Yes, Amar'e had five steals, including a huge diving swipe of a post entry pass late in the fourth quarter. Good for you, STAT!
- Really weird game for Tim Hardaway Jr. He shot 1-8 from three, yet wound up with 18 points thanks to a career-high nine free throws. Though he was less successful as the game went on, Hardaway repeatedly went strong to the rim...a rarity for a Knicks guard. He also finished with a career-high six rebounds and turned the ball over five times. Hey, at least the kid is learning to make himself useful when his shot isn't falling.
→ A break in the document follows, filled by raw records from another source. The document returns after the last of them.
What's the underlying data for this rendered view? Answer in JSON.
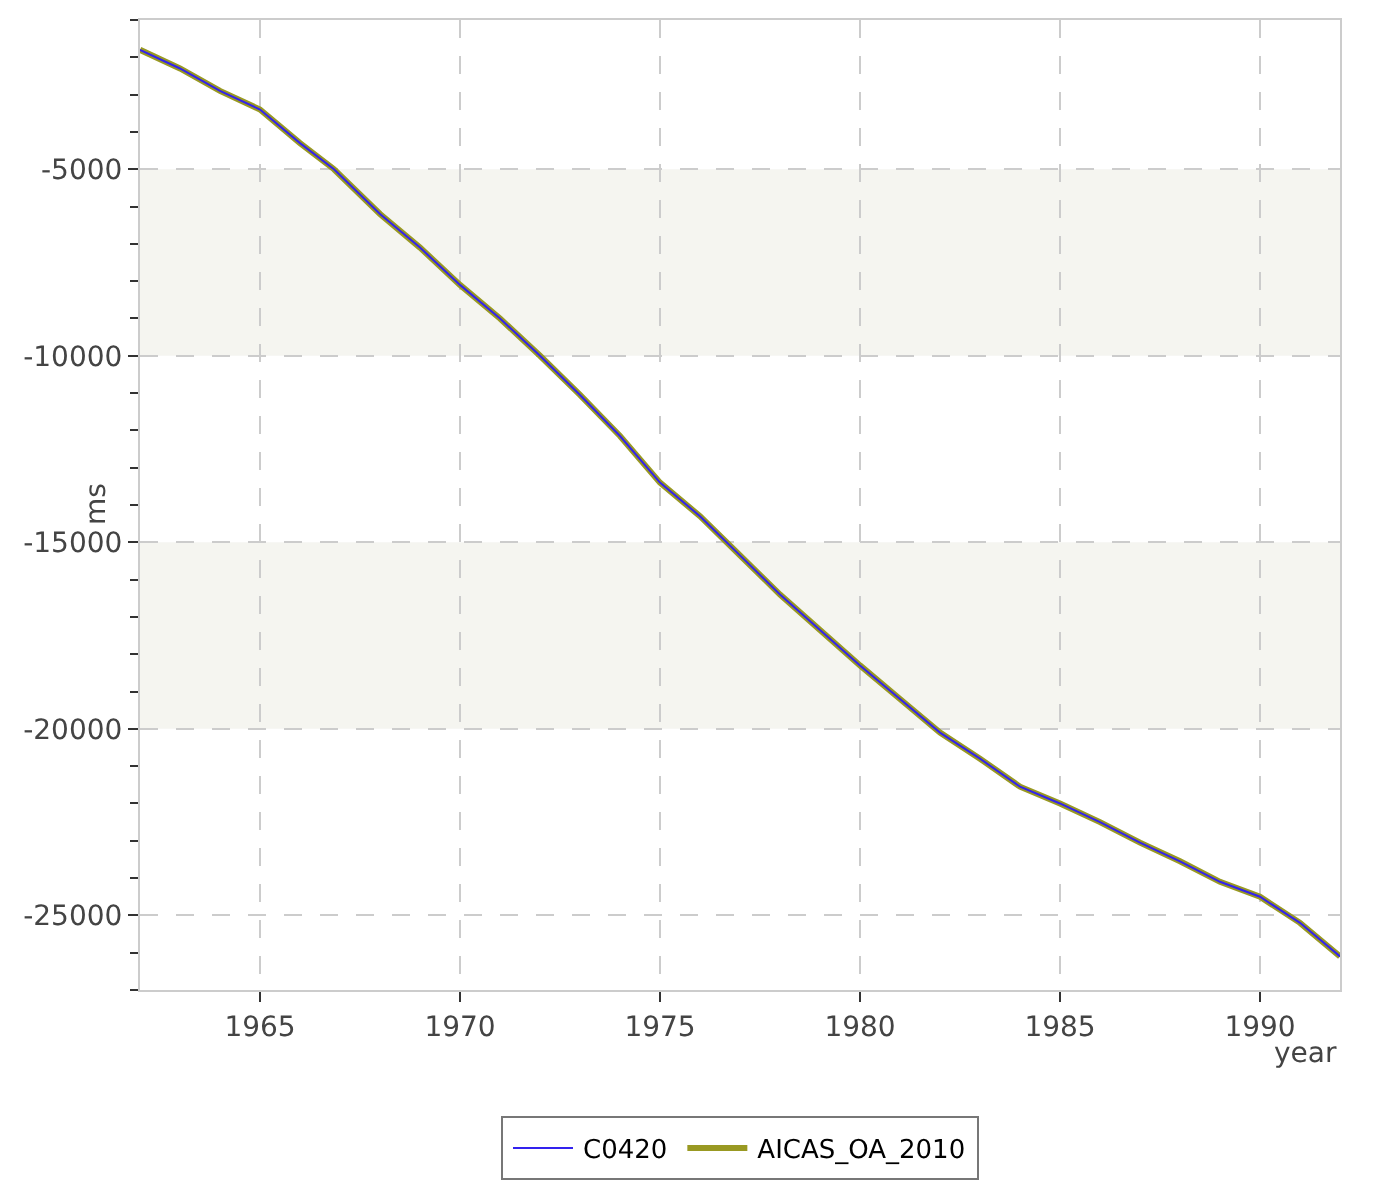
{
  "chart_data": {
    "type": "line",
    "xlabel": "year",
    "ylabel": "ms",
    "x": [
      1962.0,
      1963,
      1964,
      1965,
      1966,
      1966.85,
      1968,
      1969,
      1970,
      1971,
      1972,
      1973,
      1974,
      1975,
      1976,
      1977,
      1978,
      1979,
      1980,
      1981,
      1982,
      1983,
      1984,
      1985,
      1986,
      1987,
      1988,
      1989,
      1990,
      1991,
      1992
    ],
    "series": [
      {
        "name": "C0420",
        "color": "#3322ee",
        "values": [
          -1800,
          -2300,
          -2900,
          -3400,
          -4300,
          -5000,
          -6200,
          -7100,
          -8100,
          -9000,
          -10000,
          -11050,
          -12150,
          -13400,
          -14300,
          -15350,
          -16400,
          -17350,
          -18300,
          -19200,
          -20100,
          -20800,
          -21550,
          -22000,
          -22500,
          -23050,
          -23550,
          -24100,
          -24500,
          -25200,
          -26100
        ]
      },
      {
        "name": "AICAS_OA_2010",
        "color": "#999922",
        "values": [
          -1800,
          -2300,
          -2900,
          -3400,
          -4300,
          -5000,
          -6200,
          -7100,
          -8100,
          -9000,
          -10000,
          -11050,
          -12150,
          -13400,
          -14300,
          -15350,
          -16400,
          -17350,
          -18300,
          -19200,
          -20100,
          -20800,
          -21550,
          -22000,
          -22500,
          -23050,
          -23550,
          -24100,
          -24500,
          -25200,
          -26100
        ]
      }
    ],
    "xlim": [
      1962,
      1992
    ],
    "xticks": [
      1965,
      1970,
      1975,
      1980,
      1985,
      1990
    ],
    "ylim": [
      -27000,
      -1000
    ],
    "yticks": [
      -5000,
      -10000,
      -15000,
      -20000,
      -25000
    ],
    "bands": [
      {
        "axis": "y",
        "from": -5000,
        "to": -10000,
        "color": "#f5f5f0"
      },
      {
        "axis": "y",
        "from": -15000,
        "to": -20000,
        "color": "#f5f5f0"
      }
    ],
    "grid": true,
    "legend": "bottom",
    "marker": "none",
    "line_style": "solid"
  }
}
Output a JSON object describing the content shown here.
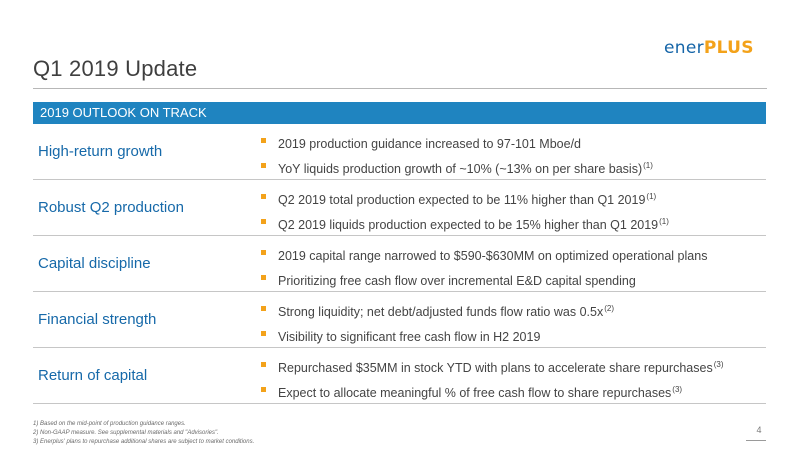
{
  "slide": {
    "title": "Q1 2019 Update",
    "page_number": "4"
  },
  "logo": {
    "part1": "ener",
    "part2": "PLUS"
  },
  "banner": "2019 OUTLOOK ON TRACK",
  "rows": [
    {
      "label": "High-return growth",
      "bullets": [
        {
          "text": "2019 production guidance increased to 97-101 Mboe/d",
          "sup": ""
        },
        {
          "text": "YoY liquids production growth of ~10% (~13% on per share basis)",
          "sup": "(1)"
        }
      ]
    },
    {
      "label": "Robust Q2 production",
      "bullets": [
        {
          "text": "Q2 2019 total production expected to be 11% higher than Q1 2019",
          "sup": "(1)"
        },
        {
          "text": "Q2 2019 liquids production expected to be 15% higher than Q1 2019",
          "sup": "(1)"
        }
      ]
    },
    {
      "label": "Capital discipline",
      "bullets": [
        {
          "text": "2019 capital range narrowed to $590-$630MM on optimized operational plans",
          "sup": ""
        },
        {
          "text": "Prioritizing free cash flow over incremental E&D capital spending",
          "sup": ""
        }
      ]
    },
    {
      "label": "Financial strength",
      "bullets": [
        {
          "text": "Strong liquidity; net debt/adjusted funds flow ratio was 0.5x",
          "sup": "(2)"
        },
        {
          "text": "Visibility to significant free cash flow in H2 2019",
          "sup": ""
        }
      ]
    },
    {
      "label": "Return of capital",
      "bullets": [
        {
          "text": "Repurchased $35MM in stock YTD with plans to accelerate share repurchases",
          "sup": "(3)"
        },
        {
          "text": "Expect to allocate meaningful % of free cash flow to share repurchases",
          "sup": "(3)"
        }
      ]
    }
  ],
  "footnotes": [
    "1)  Based on the mid-point of production guidance ranges.",
    "2)  Non-GAAP measure. See supplemental materials and \"Advisories\".",
    "3)  Enerplus' plans to repurchase additional shares are subject to market conditions."
  ],
  "colors": {
    "accent_blue": "#1f84c0",
    "label_blue": "#1669a9",
    "bullet_orange": "#f3a21a"
  }
}
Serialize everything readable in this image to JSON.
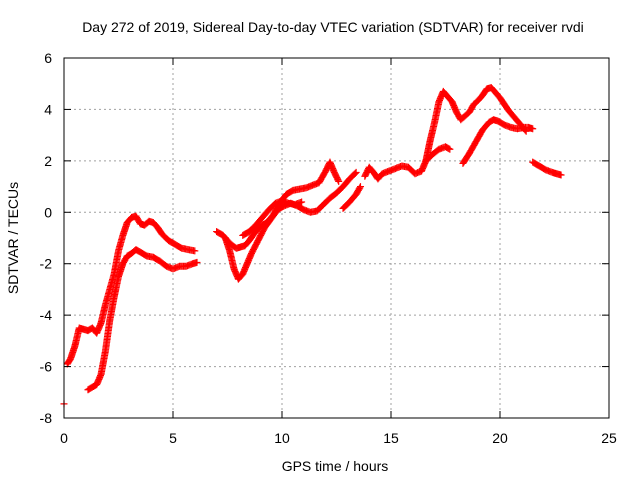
{
  "chart_data": {
    "type": "scatter",
    "title": "Day 272 of 2019, Sidereal Day-to-day VTEC variation (SDTVAR) for receiver rvdi",
    "xlabel": "GPS time / hours",
    "ylabel": "SDTVAR / TECUs",
    "xlim": [
      0,
      25
    ],
    "ylim": [
      -8,
      6
    ],
    "x_ticks": [
      "0",
      "5",
      "10",
      "15",
      "20",
      "25"
    ],
    "y_ticks": [
      "-8",
      "-6",
      "-4",
      "-2",
      "0",
      "2",
      "4",
      "6"
    ],
    "grid": true,
    "legend": "none",
    "marker": "plus",
    "series": [
      {
        "color": "#ff0000",
        "segments": [
          [
            [
              0.0,
              -7.45
            ]
          ],
          [
            [
              0.15,
              -5.9
            ],
            [
              0.3,
              -5.7
            ],
            [
              0.5,
              -5.2
            ],
            [
              0.7,
              -4.5
            ],
            [
              0.9,
              -4.55
            ],
            [
              1.1,
              -4.6
            ],
            [
              1.3,
              -4.5
            ],
            [
              1.5,
              -4.7
            ],
            [
              1.7,
              -4.3
            ],
            [
              1.9,
              -3.6
            ],
            [
              2.1,
              -3.0
            ],
            [
              2.3,
              -2.4
            ],
            [
              2.5,
              -1.5
            ],
            [
              2.7,
              -0.9
            ],
            [
              2.9,
              -0.4
            ],
            [
              3.1,
              -0.2
            ],
            [
              3.3,
              -0.15
            ],
            [
              3.5,
              -0.45
            ],
            [
              3.7,
              -0.5
            ],
            [
              3.9,
              -0.35
            ],
            [
              4.1,
              -0.4
            ],
            [
              4.3,
              -0.6
            ],
            [
              4.5,
              -0.85
            ],
            [
              4.8,
              -1.1
            ],
            [
              5.1,
              -1.25
            ],
            [
              5.4,
              -1.4
            ],
            [
              5.7,
              -1.45
            ],
            [
              6.0,
              -1.5
            ]
          ],
          [
            [
              1.1,
              -6.9
            ],
            [
              1.3,
              -6.8
            ],
            [
              1.5,
              -6.7
            ],
            [
              1.7,
              -6.3
            ],
            [
              1.9,
              -5.4
            ],
            [
              2.1,
              -4.2
            ],
            [
              2.3,
              -3.3
            ],
            [
              2.5,
              -2.5
            ],
            [
              2.7,
              -2.0
            ],
            [
              2.9,
              -1.7
            ],
            [
              3.1,
              -1.6
            ],
            [
              3.3,
              -1.45
            ],
            [
              3.5,
              -1.55
            ],
            [
              3.8,
              -1.7
            ],
            [
              4.1,
              -1.75
            ],
            [
              4.4,
              -1.9
            ],
            [
              4.7,
              -2.1
            ],
            [
              5.0,
              -2.2
            ],
            [
              5.3,
              -2.1
            ],
            [
              5.6,
              -2.1
            ],
            [
              5.9,
              -2.0
            ],
            [
              6.1,
              -1.95
            ]
          ],
          [
            [
              7.0,
              -0.75
            ],
            [
              7.3,
              -0.9
            ],
            [
              7.6,
              -1.2
            ],
            [
              7.9,
              -1.4
            ],
            [
              8.1,
              -1.35
            ],
            [
              8.3,
              -1.3
            ],
            [
              8.5,
              -1.1
            ],
            [
              8.7,
              -0.85
            ],
            [
              9.0,
              -0.55
            ],
            [
              9.3,
              -0.4
            ],
            [
              9.6,
              -0.1
            ],
            [
              9.9,
              0.35
            ],
            [
              10.2,
              0.7
            ],
            [
              10.5,
              0.85
            ],
            [
              10.8,
              0.9
            ],
            [
              11.1,
              0.95
            ],
            [
              11.4,
              1.05
            ],
            [
              11.7,
              1.15
            ],
            [
              12.0,
              1.6
            ],
            [
              12.2,
              1.95
            ],
            [
              12.4,
              1.55
            ],
            [
              12.6,
              1.2
            ]
          ],
          [
            [
              7.4,
              -1.0
            ],
            [
              7.6,
              -1.5
            ],
            [
              7.8,
              -2.2
            ],
            [
              8.0,
              -2.6
            ],
            [
              8.2,
              -2.4
            ],
            [
              8.4,
              -2.0
            ],
            [
              8.6,
              -1.6
            ],
            [
              8.9,
              -1.1
            ],
            [
              9.2,
              -0.6
            ],
            [
              9.5,
              -0.25
            ],
            [
              9.8,
              0.1
            ],
            [
              10.1,
              0.25
            ],
            [
              10.4,
              0.35
            ],
            [
              10.7,
              0.25
            ],
            [
              11.0,
              0.1
            ],
            [
              11.3,
              0.0
            ],
            [
              11.6,
              0.05
            ],
            [
              11.9,
              0.3
            ],
            [
              12.2,
              0.55
            ],
            [
              12.5,
              0.75
            ],
            [
              12.8,
              1.0
            ],
            [
              13.1,
              1.3
            ],
            [
              13.4,
              1.55
            ]
          ],
          [
            [
              8.2,
              -0.9
            ],
            [
              8.5,
              -0.75
            ],
            [
              8.8,
              -0.5
            ],
            [
              9.1,
              -0.2
            ],
            [
              9.4,
              0.1
            ],
            [
              9.7,
              0.35
            ],
            [
              10.0,
              0.45
            ],
            [
              10.3,
              0.35
            ],
            [
              10.6,
              0.3
            ],
            [
              10.9,
              0.4
            ]
          ],
          [
            [
              12.8,
              0.15
            ],
            [
              13.1,
              0.4
            ],
            [
              13.4,
              0.7
            ],
            [
              13.6,
              1.0
            ]
          ],
          [
            [
              13.8,
              1.4
            ],
            [
              14.0,
              1.75
            ],
            [
              14.2,
              1.55
            ],
            [
              14.4,
              1.3
            ],
            [
              14.6,
              1.5
            ],
            [
              14.9,
              1.6
            ],
            [
              15.2,
              1.7
            ],
            [
              15.5,
              1.8
            ],
            [
              15.8,
              1.75
            ],
            [
              16.1,
              1.5
            ],
            [
              16.4,
              1.6
            ],
            [
              16.6,
              2.0
            ],
            [
              16.8,
              2.8
            ],
            [
              17.0,
              3.5
            ],
            [
              17.2,
              4.3
            ],
            [
              17.4,
              4.7
            ],
            [
              17.6,
              4.5
            ],
            [
              17.8,
              4.3
            ],
            [
              18.0,
              3.9
            ],
            [
              18.2,
              3.6
            ],
            [
              18.4,
              3.75
            ],
            [
              18.6,
              3.9
            ],
            [
              18.8,
              4.2
            ],
            [
              19.0,
              4.35
            ],
            [
              19.2,
              4.55
            ],
            [
              19.4,
              4.8
            ],
            [
              19.6,
              4.85
            ],
            [
              19.8,
              4.65
            ],
            [
              20.0,
              4.45
            ],
            [
              20.2,
              4.2
            ],
            [
              20.4,
              3.95
            ],
            [
              20.6,
              3.75
            ],
            [
              20.8,
              3.55
            ],
            [
              21.0,
              3.35
            ],
            [
              21.2,
              3.15
            ]
          ],
          [
            [
              16.6,
              2.0
            ],
            [
              16.9,
              2.25
            ],
            [
              17.2,
              2.45
            ],
            [
              17.5,
              2.55
            ],
            [
              17.7,
              2.45
            ]
          ],
          [
            [
              18.3,
              1.9
            ],
            [
              18.6,
              2.3
            ],
            [
              18.9,
              2.75
            ],
            [
              19.2,
              3.2
            ],
            [
              19.5,
              3.5
            ],
            [
              19.7,
              3.6
            ],
            [
              19.9,
              3.55
            ],
            [
              20.2,
              3.4
            ],
            [
              20.5,
              3.3
            ],
            [
              20.8,
              3.25
            ],
            [
              21.1,
              3.3
            ],
            [
              21.3,
              3.3
            ],
            [
              21.5,
              3.25
            ]
          ],
          [
            [
              21.5,
              1.95
            ],
            [
              21.8,
              1.8
            ],
            [
              22.1,
              1.65
            ],
            [
              22.4,
              1.55
            ],
            [
              22.6,
              1.5
            ],
            [
              22.8,
              1.45
            ]
          ]
        ]
      }
    ]
  }
}
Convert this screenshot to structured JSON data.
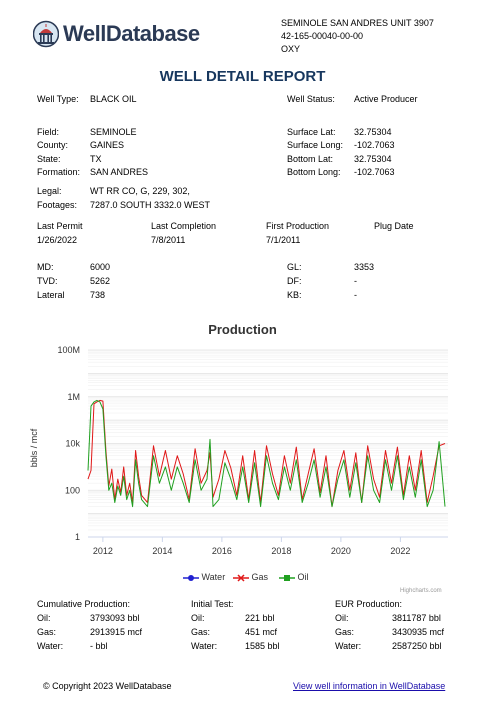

- J.R. Smith tested out his bum foot before the game, but wasn't physically ready to play. So I'm assuming he mind-melded with Pablo Prigioni and swapped consciousnesses with our favorite sneaky little devil. Pablo played perhaps the sloppiest game of his Knicks career, turning the ball over three times and tossing the ball all over creation. He did, however, hit a YOLO three off the dribble to tie the game late in the fourth. I demand someone remix "So Right" in Spanish for Pablo.
- Jason Smith and Samuel Dalembert played together for a few minutes in the third quarter. It went as badly as you could imagine.
- Quincy Acy botched a massive tomahawk dunk attempt and missed out on a critical fourth-quarter rebound...in other words, a typical Quincy Acy night. This pass at the end of the first half, however, was definitely not typical Quincy:
With the Pistons currently riding a two-game winning streak, the Knicks have taken over the second-worst record in the NBA.